The first sGC activator, an amino dicarboxylic acid known as cinaciguat (BAY 58-2667), was discovered in a high-throughput screening less than a decade ago.22 Cinaciguat enabled scientists to demonstrate the presence of heme-free sGC in vivo for the first time.20 It activates oxidized/heme-free sGC by binding in the sGC heme pocket and mimicking the heme group; it also protects heme-free sGC from oxidation-induced proteasomal degradation. Cinaciguat therefore opens up the possibility of new mechanism-based therapies for cardiovascular diseases associated with oxidative stress,8,23 and is currently in clinical development for the treatment of acute decompensated heart failure.24–26 A more recently discovered sGC activator, the anthranilic acid derivative ataciguat (HMR 1766),27 has also been studied in clinical trials in healthy volunteers,28 in patients with intermittent claudication due to peripheral arterial disease and in patients with neuropathic pain. However, its clinical development in these patients appears to have been stopped.29,30 Another activator of sGC, BAY 60-2770, has been newly characterized in preclinical studies.31
The development of sGC stimulators began in the mid-1990s with the synthetic benzylindazole compound YC-1.32–34 Binding of YC-1 to sGC is thought to stabilize the enzyme in its active configuration by maintaining stability of the nitrosyl-heme complex.35,36 YC-1 increases the activity of purified sGC by approximately 10-fold, an effect that is enhanced by approximately one-to-two orders of magnitude in the presence of NO.33,34,37 Although the precise mechanism by which YC-1 stimulates sGC remains to be elucidated, evidence to date suggests that YC-1 interacts with the catalytic domain of sGC and implicates both subunits of sGC in the action of YC-1.12 YC-1 has been shown to have additional, cGMP-independent effects38–40 and to inhibit phosphodiesterase (PDE) 5,41,42 thus limiting its usefulness as a sGC stimulator. A structurally unrelated class of sGC stimulators (the acrylamide analogs A-350619, A-344905 and A-778935) was also discovered in recent years, but the vast majority of publications have focused on YC-1 and its successors (the indazole family).12,43–45 Another sGC stimulator, CFM-1571, was developed based on YC-1 as a lead structure,46 but has low oral bioavailability and potency.

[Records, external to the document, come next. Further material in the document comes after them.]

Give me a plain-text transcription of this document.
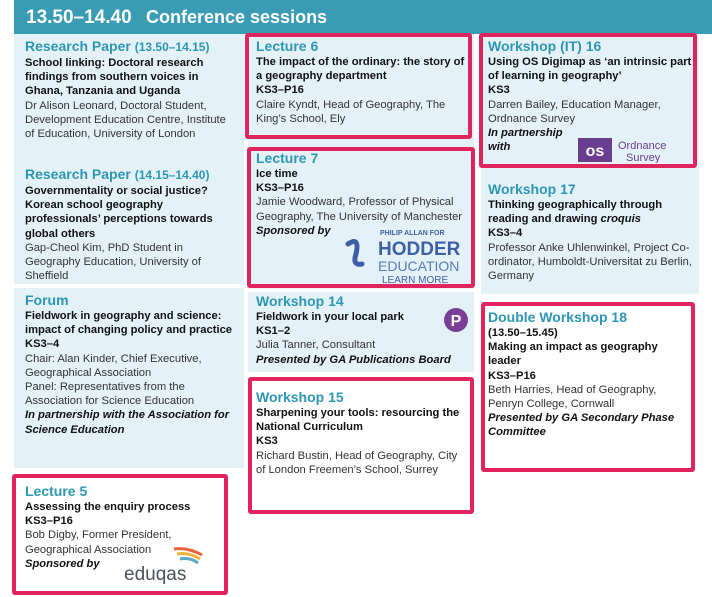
13.50–14.40 Conference sessions
Research Paper (13.50–14.15)
School linking: Doctoral research findings from southern voices in Ghana, Tanzania and Uganda
Dr Alison Leonard, Doctoral Student, Development Education Centre, Institute of Education, University of London
Research Paper (14.15–14.40)
Governmentality or social justice? Korean school geography professionals’ perceptions towards global others
Gap-Cheol Kim, PhD Student in Geography Education, University of Sheffield
Forum
Fieldwork in geography and science: impact of changing policy and practice
KS3–4
Chair: Alan Kinder, Chief Executive, Geographical Association
Panel: Representatives from the Association for Science Education
In partnership with the Association for Science Education
Lecture 5
Assessing the enquiry process
KS3–P16
Bob Digby, Former President, Geographical Association
Sponsored by
eduqas
Lecture 6
The impact of the ordinary: the story of a geography department
KS3–P16
Claire Kyndt, Head of Geography, The King’s School, Ely
Lecture 7
Ice time
KS3–P16
Jamie Woodward, Professor of Physical Geography, The University of Manchester
Sponsored by	PHILIP ALLAN FOR
HODDER
EDUCATION
LEARN MORE
Workshop 14
Fieldwork in your local park
KS1–2
Julia Tanner, Consultant
Presented by GA Publications Board
P
Workshop 15
Sharpening your tools: resourcing the National Curriculum
KS3
Richard Bustin, Head of Geography, City of London Freemen’s School, Surrey
Workshop (IT) 16
Using OS Digimap as ‘an intrinsic part of learning in geography’
KS3
Darren Bailey, Education Manager, Ordnance Survey
In partnership with	os Ordnance
Survey
Workshop 17
Thinking geographically through reading and drawing croquis
KS3–4
Professor Anke Uhlenwinkel, Project Co-ordinator, Humboldt-Universitat zu Berlin, Germany
Double Workshop 18
(13.50–15.45)
Making an impact as geography leader
KS3–P16
Beth Harries, Head of Geography, Penryn College, Cornwall
Presented by GA Secondary Phase Committee
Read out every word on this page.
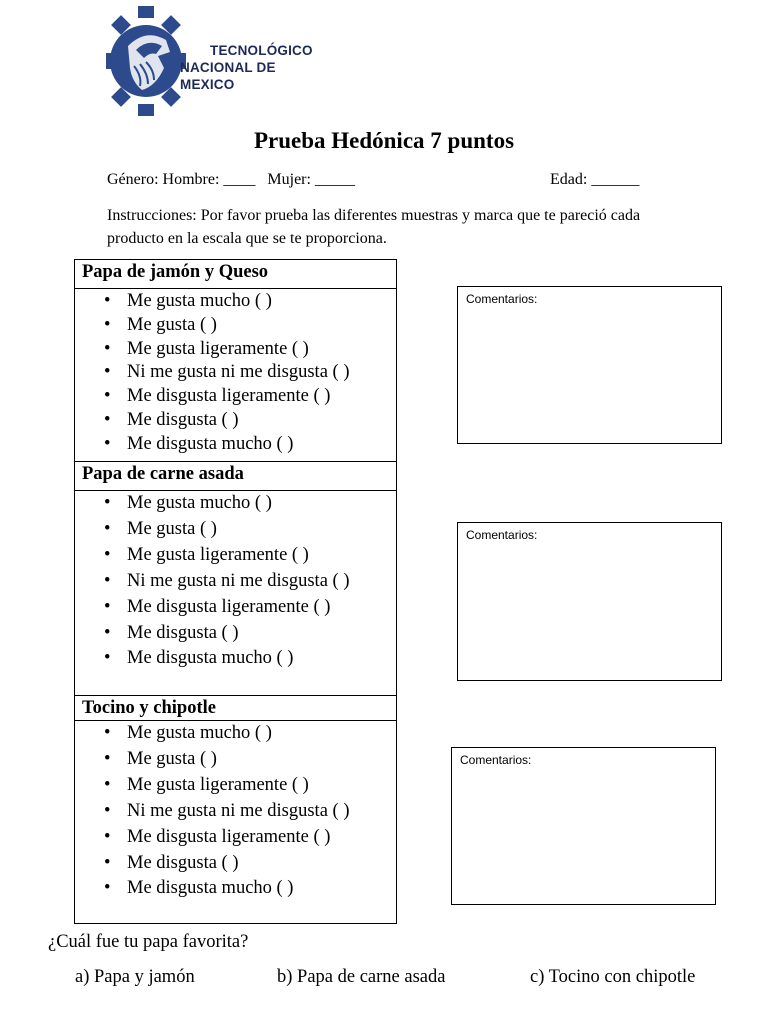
TECNOLÓGICO
NACIONAL DE MEXICO
Prueba Hedónica 7 puntos
Género: Hombre: ____   Mujer: _____	Edad: ______
Instrucciones: Por favor prueba las diferentes muestras y marca que te pareció cada producto en la escala que se te proporciona.
Papa de jamón y Queso

• Me gusta mucho ( )
• Me gusta ( )
• Me gusta ligeramente ( )
• Ni me gusta ni me disgusta ( )
• Me disgusta ligeramente ( )
• Me disgusta ( )
• Me disgusta mucho ( )

Papa de carne asada

• Me gusta mucho ( )
• Me gusta ( )
• Me gusta ligeramente ( )
• Ni me gusta ni me disgusta ( )
• Me disgusta ligeramente ( )
• Me disgusta ( )
• Me disgusta mucho ( )

Tocino y chipotle

• Me gusta mucho ( )
• Me gusta ( )
• Me gusta ligeramente ( )
• Ni me gusta ni me disgusta ( )
• Me disgusta ligeramente ( )
• Me disgusta ( )
• Me disgusta mucho ( )
Comentarios:
Comentarios:
Comentarios:
¿Cuál fue tu papa favorita?
a) Papa y jamón	b) Papa de carne asada	c) Tocino con chipotle
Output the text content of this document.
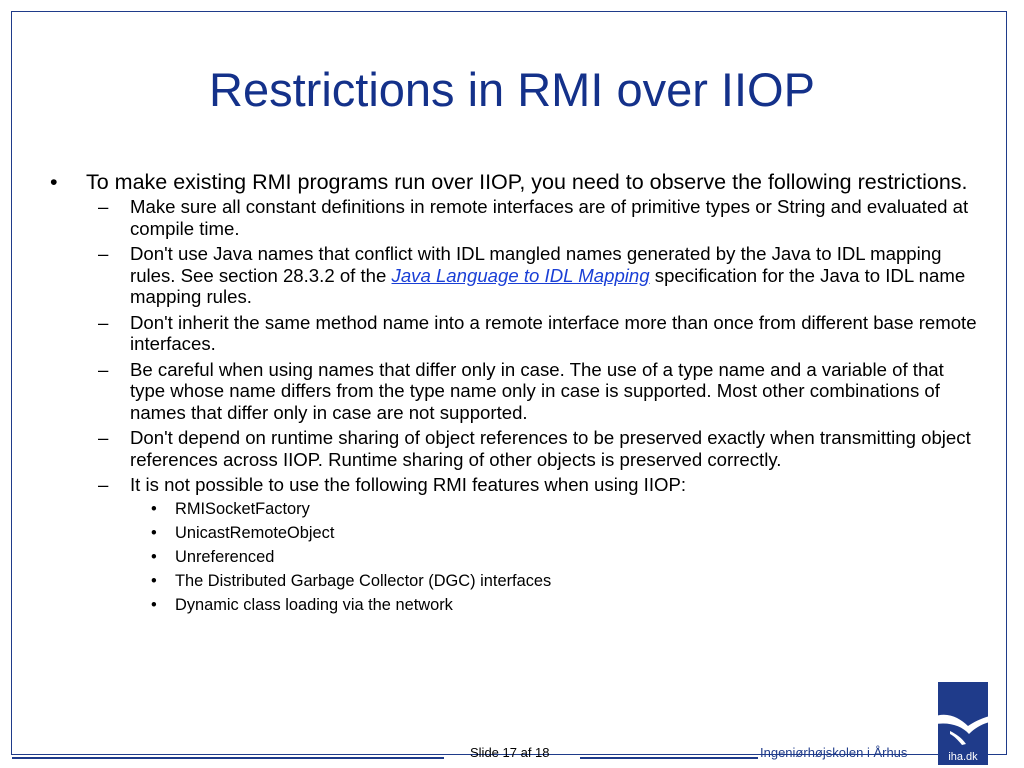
Restrictions in RMI over IIOP
• To make existing RMI programs run over IIOP, you need to observe the following restrictions.
– Make sure all constant definitions in remote interfaces are of primitive types or String and evaluated at compile time.
– Don't use Java names that conflict with IDL mangled names generated by the Java to IDL mapping rules. See section 28.3.2 of the Java Language to IDL Mapping specification for the Java to IDL name mapping rules.
– Don't inherit the same method name into a remote interface more than once from different base remote interfaces.
– Be careful when using names that differ only in case. The use of a type name and a variable of that type whose name differs from the type name only in case is supported. Most other combinations of names that differ only in case are not supported.
– Don't depend on runtime sharing of object references to be preserved exactly when transmitting object references across IIOP. Runtime sharing of other objects is preserved correctly.
– It is not possible to use the following RMI features when using IIOP:
• RMISocketFactory
• UnicastRemoteObject
• Unreferenced
• The Distributed Garbage Collector (DGC) interfaces
• Dynamic class loading via the network
Slide 17 af 18	Ingeniørhøjskolen i Århus	iha.dk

A separate chemical and pharmacological optimization program yielded the pyrazolopyridine derivatives BAY 41-2272 and BAY 41-8543.13,14,47 The mode of action of these two compounds is similar to that of YC-1, but they have greater potency and specificity for sGC than YC-1. BAY 41-2272 stimulates the activity of sGC by approximately 20-fold13 and BAY 41-8543 stimulates it by up to 92-fold,14 and both compounds strongly synergize with NO to stimulate sGC activity by up to 200-fold.15 Unlike YC-1, BAY 41-8543 is devoid of PDE5 inhibition14 and BAY 41-2272 does not cause any significant inhibition of PDE5 at the concentrations needed to stimulate sGC.13,48–50 In addition, BAY 41-2272 and BAY 41-8543 do not inhibit other cGMP-specific or cGMP-metabolizing PDEs, such as PDE1, PDE2 and PDE9.13,14,51
Further pharmacokinetic optimization with an investigation of over 800 pyrimidine derivatives finally yielded the orally bioavailable sGC stimulator riociguat (BAY 63-2521).52 Riociguat increases the activity of sGC in vitro by up to 73-fold and acts in synergy with NO to increase sGC activity up to 122-fold.53 It does not inhibit cGMP-specific or cGMP-metabolizing PDEs, such as PDE1, PDE2, PDE5 and PDE9, at concentrations up to 10 μM.53 It has vasodilator properties similar to BAY 41-2272 and BAY 41-8543, and is the first sGC stimulator to make the transition into clinical research, showing promising results in patients with PH in uncontrolled trials.54,55
While clinical research is focusing on PH at present, disrupted NO signaling is a common pathogenic feature in many forms of cardiovascular disease, and the therapeutic potential of sGC stimulators has been and continues to be explored in a wide range of animal models. Research to identify and optimize new compounds in this drug class (e.g. the aminopyrimidines)56 is also ongoing. The remainder of this review will evaluate the potential of sGC stimulation across the broad spectrum of cardiovascular disease, explain the rationale behind the current clinical focus on PH, and discuss the implications of the initial clinical results.